The concept of Artificial Intelligence and its astonishing impact on the global economy and human lives is nothing new. With several businesses predicting that it can boost productivity by as much as 40%, this technology has taken the world by storm since its inception and its immense potential is undeniable and recognized the world over. There are, however, several shortcomings and challenges that inhibit the large-scale adoption of AI.
A study by Deloitte reveals that approximately 94% of enterprises face various issues while trying to implement AI. It is, therefore, necessary to know the nitty-gritty of this technology and the potential hurdles that one might face when trying to adopt it. Let us take a look at some of the most common concerns facing AI today.
AI systems, as explained by Forbes India, are only as good or as bad as the data that they are fed and trained on. Bad data is very often laced with racial, gender, ethnic, or communal prejudices which, when fed into an algorithm, can manifest themselves in unfair consequences. Since algorithms are used to make many vital decisions in the modern world, for instance, who is being recruited or whose loan is being sanctioned, ensuring that these systems are being trained on untainted data is key.
One of the worst cases of data bias was when the AI recruiter of Amazon turned out to be gender-biased. The workforce of the technical departments was primarily dominated by men, which resulted in the systems picking up that male applicants were favorable and consequently penalizing the resumes containing the word “women’s” and downgrading graduates of women’s colleges.
The collection and storage of the data of millions of people is one of the main factors on which machine learning models and AI operate. A minuscule flaw in the algorithm has the potential to cause the leakage of sensitive information and violate data privacy and regulation laws.
The sheer volume of data collected for AI-driven purposes keeps privacy at the very forefront of the concerns related to AI. This gives rise to myriad questions about whether or not data can be sold, who owns the data shared between AI developers and users, and whether or not this data should be de-identified to address privacy concerns.
Lack of manpower
The integration and implementation of AI require expert knowledge of the concept along with all its benefits and deficiencies. However, due to the lack of mass-market use cases, this subject was not well-represented in industry-focused curricula until very recently. Consequently, the number of people with adequate technical know-how is significantly smaller than what is needed to enable businesses to implement their vision of AI-powered progress.
SMEs (Subject Matter Experts) such as data engineers and data scientists, some of the only people who can efficiently work with machines that can think and learn for themselves, are expensive and sparse in the current marketplace. Small and medium-sized organizations looking to deploy AI systems are therefore at a disadvantage when it comes to recruiting the necessary manpower.
Lack of computer power
AI technologies use a tremendous amount of power and high compute speeds, which is another hindrance to its large-scale adoption. Machine Learning and Deep Learning call for a steadily increasing number of GPUs and cores in order to function efficiently. These larger infrastructural requirements come for a price that many businesses, particularly startups, are unable to fund.

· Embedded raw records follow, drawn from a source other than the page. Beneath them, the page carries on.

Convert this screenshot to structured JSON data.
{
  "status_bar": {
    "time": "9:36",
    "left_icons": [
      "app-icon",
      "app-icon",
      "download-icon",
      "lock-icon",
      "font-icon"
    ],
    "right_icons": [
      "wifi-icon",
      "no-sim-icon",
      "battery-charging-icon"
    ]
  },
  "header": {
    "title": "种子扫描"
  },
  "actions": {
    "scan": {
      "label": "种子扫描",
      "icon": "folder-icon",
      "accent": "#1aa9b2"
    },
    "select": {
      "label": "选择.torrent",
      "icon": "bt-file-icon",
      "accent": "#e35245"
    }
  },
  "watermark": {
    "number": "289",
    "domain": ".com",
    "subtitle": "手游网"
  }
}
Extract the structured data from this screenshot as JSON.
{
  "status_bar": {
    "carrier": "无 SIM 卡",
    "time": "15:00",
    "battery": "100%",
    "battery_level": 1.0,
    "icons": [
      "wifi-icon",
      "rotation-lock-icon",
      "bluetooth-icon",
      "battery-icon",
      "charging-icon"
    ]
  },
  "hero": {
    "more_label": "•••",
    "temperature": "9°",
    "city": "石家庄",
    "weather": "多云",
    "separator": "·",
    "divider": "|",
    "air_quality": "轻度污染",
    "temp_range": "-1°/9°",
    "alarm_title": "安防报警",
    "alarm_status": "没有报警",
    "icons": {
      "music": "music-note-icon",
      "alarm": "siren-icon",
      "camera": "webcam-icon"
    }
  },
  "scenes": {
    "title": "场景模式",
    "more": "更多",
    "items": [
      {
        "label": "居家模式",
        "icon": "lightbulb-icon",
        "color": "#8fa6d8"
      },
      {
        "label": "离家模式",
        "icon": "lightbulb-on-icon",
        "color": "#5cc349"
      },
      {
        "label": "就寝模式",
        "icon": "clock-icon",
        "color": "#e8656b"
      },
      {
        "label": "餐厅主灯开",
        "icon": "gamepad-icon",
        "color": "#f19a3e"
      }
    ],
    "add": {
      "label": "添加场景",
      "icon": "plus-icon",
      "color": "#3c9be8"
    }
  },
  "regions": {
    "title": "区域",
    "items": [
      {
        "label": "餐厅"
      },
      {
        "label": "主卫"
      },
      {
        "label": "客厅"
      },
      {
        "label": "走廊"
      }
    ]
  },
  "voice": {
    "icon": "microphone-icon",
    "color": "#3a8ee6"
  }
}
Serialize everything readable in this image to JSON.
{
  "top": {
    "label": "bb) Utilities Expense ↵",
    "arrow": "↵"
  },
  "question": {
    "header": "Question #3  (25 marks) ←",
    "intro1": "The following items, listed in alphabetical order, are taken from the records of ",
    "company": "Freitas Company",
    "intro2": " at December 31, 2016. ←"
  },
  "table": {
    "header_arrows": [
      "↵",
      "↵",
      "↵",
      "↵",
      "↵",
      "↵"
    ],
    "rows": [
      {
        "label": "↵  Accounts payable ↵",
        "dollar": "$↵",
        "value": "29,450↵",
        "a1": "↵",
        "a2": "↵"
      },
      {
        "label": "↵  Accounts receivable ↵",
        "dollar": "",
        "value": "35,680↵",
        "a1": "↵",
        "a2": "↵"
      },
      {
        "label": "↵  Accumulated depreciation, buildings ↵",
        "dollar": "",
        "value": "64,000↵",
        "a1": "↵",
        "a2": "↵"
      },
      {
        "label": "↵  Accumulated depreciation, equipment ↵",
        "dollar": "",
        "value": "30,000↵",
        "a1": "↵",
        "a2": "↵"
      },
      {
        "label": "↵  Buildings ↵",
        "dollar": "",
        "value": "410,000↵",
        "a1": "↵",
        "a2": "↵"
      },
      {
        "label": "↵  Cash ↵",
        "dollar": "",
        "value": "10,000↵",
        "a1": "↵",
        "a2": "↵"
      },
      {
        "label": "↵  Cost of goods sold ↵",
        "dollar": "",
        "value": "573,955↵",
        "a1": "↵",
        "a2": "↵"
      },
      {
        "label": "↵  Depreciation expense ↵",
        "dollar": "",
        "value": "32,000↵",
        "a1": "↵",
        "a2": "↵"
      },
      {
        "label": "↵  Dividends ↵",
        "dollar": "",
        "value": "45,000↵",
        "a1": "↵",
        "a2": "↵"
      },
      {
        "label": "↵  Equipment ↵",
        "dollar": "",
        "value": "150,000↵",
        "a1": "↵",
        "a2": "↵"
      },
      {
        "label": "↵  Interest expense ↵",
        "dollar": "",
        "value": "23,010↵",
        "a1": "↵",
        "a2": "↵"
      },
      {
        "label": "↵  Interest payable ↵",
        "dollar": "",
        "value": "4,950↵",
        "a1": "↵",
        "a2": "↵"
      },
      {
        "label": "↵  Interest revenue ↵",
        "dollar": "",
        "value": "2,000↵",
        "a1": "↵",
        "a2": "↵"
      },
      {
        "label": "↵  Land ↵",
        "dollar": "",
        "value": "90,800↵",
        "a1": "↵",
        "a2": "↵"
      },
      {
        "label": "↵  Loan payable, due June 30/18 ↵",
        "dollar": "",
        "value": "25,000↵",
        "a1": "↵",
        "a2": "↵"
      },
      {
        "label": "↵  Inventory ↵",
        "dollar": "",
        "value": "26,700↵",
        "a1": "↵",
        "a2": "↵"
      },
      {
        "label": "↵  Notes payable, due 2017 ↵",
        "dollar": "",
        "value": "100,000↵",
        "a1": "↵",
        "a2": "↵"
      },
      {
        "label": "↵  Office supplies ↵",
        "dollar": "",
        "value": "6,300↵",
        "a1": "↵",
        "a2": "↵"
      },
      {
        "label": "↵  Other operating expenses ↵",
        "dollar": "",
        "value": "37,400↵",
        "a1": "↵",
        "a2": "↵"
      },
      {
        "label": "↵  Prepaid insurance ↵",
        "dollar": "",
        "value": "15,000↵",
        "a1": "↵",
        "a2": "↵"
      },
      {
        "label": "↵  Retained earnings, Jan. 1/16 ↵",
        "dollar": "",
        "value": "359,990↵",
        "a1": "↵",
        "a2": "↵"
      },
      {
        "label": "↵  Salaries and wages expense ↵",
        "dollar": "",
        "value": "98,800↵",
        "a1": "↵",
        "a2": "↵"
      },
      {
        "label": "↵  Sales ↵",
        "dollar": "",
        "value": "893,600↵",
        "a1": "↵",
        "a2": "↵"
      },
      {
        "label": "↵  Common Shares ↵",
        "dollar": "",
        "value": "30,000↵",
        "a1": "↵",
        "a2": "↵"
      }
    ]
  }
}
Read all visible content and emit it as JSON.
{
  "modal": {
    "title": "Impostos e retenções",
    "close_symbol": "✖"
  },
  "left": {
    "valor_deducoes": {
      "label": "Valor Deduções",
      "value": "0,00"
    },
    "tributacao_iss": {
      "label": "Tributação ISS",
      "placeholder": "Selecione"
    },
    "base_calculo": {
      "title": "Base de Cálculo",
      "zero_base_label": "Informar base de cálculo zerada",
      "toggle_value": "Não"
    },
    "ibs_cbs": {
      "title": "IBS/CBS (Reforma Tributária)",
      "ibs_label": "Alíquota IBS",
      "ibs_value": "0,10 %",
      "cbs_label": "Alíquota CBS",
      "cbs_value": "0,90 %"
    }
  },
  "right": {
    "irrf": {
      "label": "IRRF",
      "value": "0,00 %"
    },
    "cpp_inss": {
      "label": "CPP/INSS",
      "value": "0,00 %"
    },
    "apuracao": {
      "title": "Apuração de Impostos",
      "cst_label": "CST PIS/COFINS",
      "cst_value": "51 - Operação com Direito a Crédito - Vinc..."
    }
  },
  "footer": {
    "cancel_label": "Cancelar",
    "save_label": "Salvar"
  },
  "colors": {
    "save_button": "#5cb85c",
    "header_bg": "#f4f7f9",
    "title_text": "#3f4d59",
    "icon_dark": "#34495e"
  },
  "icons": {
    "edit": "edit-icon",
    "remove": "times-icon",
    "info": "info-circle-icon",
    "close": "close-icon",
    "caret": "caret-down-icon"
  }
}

Although cloud computing and parallel processing have provided a short-term solution to this problem, exponentially growing data volumes and the automated creation of complex algorithms will soon render them inefficient.
While human beings have the gift of the transfer of learning, which is the ability to transfer our knowledge from one context to another similar context, AI does not. The vast majority of AI implementations today are highly specialized which means that they have difficulties carrying over their experiences from one set of circumstances to another similar one.
Specialized AI, often called “applied AI”, is designed to perform a specific task and continually improve its performance at that very task. Performing a different task would involve building another model from scratch. This inability to draw from resources outside of those which are immediately apparent poses a persistent challenge to the general deployment of AI.
According to the World Economic Forum, AI automation will take over more than 75 million jobs by 2022. A McKinsey report reveals that AI bots will replace 30% of the current global workforce. Labor displacement is, therefore, the most immediate concern of AI as it continues to become increasingly evident that it will soon take over entire categories of work, especially in retail, transportation, and customer service. Trucking, for example, currently employs millions in the United States. If the self-driving trucks promised by Tesla become a reality in the next decade, millions would lose their jobs.
There is another layer to the ethical concerns regarding AI today. In March 2018, when an autonomous vehicle struck and killed a pedestrian, questions arose about who was to be held liable—the machine or those supposedly in control of them? As these machines continue to be fine-tuned to simulate human emotions and act like human beings, the dilemma of whether they should be governed as humans, animals, or inanimate objects becomes more pronounced.
All that AI technology has achieved thus far was once only possible in works of fiction. The concerns mentioned in this article, though pressing, are certainly not insurmountable. Going forward, implementing solutions that address these issues will allow AI to reach its full potential.